Il a proposé de rationaliser le système en se concentrant sur les centres régionaux clés, en suggérant la suppression des centres zonaux et en concentrant les ressources limitées sur le Centre de coordination interrégional (CCI) et les centres régionaux (CRESMAO) dans la région de la CEDEAO et le CRESMAC dans la région de l’Afrique centrale.
Yakubu a expliqué : « Grâce à la technologie, ces trois centres devraient être capables de coordonner la collaboration dans tout le golfe de Guinée par l’intermédiaire des centres nationaux d’opérations maritimes. »
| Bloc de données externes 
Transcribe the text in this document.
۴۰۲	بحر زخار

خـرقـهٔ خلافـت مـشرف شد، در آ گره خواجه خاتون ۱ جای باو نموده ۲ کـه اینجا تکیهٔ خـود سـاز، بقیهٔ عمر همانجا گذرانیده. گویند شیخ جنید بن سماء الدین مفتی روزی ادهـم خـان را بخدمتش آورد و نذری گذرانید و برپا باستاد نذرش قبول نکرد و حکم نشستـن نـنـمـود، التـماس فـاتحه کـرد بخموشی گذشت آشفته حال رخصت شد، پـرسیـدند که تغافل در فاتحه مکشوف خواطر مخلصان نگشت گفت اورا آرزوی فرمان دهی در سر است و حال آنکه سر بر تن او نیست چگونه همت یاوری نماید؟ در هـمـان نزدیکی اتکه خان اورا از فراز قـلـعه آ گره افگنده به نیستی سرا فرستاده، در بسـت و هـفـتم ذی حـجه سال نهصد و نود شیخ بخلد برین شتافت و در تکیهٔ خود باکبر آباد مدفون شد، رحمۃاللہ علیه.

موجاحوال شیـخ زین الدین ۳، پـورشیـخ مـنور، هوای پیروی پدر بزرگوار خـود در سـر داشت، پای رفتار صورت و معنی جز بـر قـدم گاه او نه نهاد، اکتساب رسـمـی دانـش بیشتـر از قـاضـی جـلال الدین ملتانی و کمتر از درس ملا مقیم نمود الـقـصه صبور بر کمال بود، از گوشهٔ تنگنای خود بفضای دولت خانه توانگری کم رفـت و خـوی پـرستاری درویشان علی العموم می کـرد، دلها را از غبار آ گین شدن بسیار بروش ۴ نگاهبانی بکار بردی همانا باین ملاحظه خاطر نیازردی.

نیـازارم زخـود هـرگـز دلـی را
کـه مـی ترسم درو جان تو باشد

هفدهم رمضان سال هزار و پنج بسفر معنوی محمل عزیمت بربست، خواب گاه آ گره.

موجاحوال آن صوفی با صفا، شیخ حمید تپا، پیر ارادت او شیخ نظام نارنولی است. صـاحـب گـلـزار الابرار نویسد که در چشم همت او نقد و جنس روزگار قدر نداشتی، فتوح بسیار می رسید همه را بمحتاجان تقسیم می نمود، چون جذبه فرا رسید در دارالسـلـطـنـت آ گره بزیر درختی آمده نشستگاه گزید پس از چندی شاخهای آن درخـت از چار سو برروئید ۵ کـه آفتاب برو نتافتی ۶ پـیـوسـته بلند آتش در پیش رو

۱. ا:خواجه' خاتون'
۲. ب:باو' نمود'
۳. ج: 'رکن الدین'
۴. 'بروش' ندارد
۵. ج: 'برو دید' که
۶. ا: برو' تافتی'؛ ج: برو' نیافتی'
Une autre initiative à l’origine de l’amélioration de la sécurité dans le golfe de Guinée est la présence maritime coordonnée de l’Union européenne (CMP) et la présence d’autres acteurs internationaux dans le golfe de Guinée. La présence de navires de guerre étrangers dans la région est particulièrement critique dans les zones côtières éloignées de plus de 100 milles nautiques, où les pirates ont étendu leurs activités au-delà de la portée de la plupart des marines côtières et des garde-côtes. Cependant, on craint que ces navires de guerre ne coordonnent pas leurs activités avec les autorités côtières et les centres de coordination régionaux.
En évoquant les partenariats internationaux de la marine ghanéenne, notamment avec le Danemark, Yakubu a souligné des améliorations tangibles : « Le soutien du ministère danois de la Défense, en particulier du Groupe de guerre spéciale danois dans le cadre d’un plan de développement quinquennal, a eu un impact significatif sur les capacités de la marine ghanéenne au cours des trois dernières années. L’escadron de bateaux spéciaux est désormais suffisamment formé pour mener des opérations d’interdiction maritime, d’arraisonnement et de sauvetage d’otages à partir de navires et dans les zones littorales. »
Le gouvernement danois a également contribué à élever le commandement de la formation navale de la marine ghanéenne au rang de centre d’excellence régional.
« Bien que les défis auxquels est confrontée la sécurité maritime en Afrique soient redoutables, le soutien de nos partenaires, un dialogue continu et la volonté de collaborer aux niveaux régional et international nous donneront un avantage sur nos adversaires communs », a déclaré Yakubu dans son discours de clôture.
D’autres intervenants ont abordé des aspects tels que les responsabilités maritimes régionales, la pêche INN dans le golfe de Guinée, l’amélioration de la sécurité maritime panafricaine et de la route maritime du Cap, la contrebande de produits issus de la faune sauvage et la diplomatie maritime.
La piraterie dans le golfe de Guinée et dans toute l’Afrique ne doit pas être considérée uniquement comme un problème maritime, mais aussi comme une partie des cycles d’emploi de la criminalité terrestre, du recrutement et des efforts déployés par les populations pour maintenir leurs moyens de subsistance.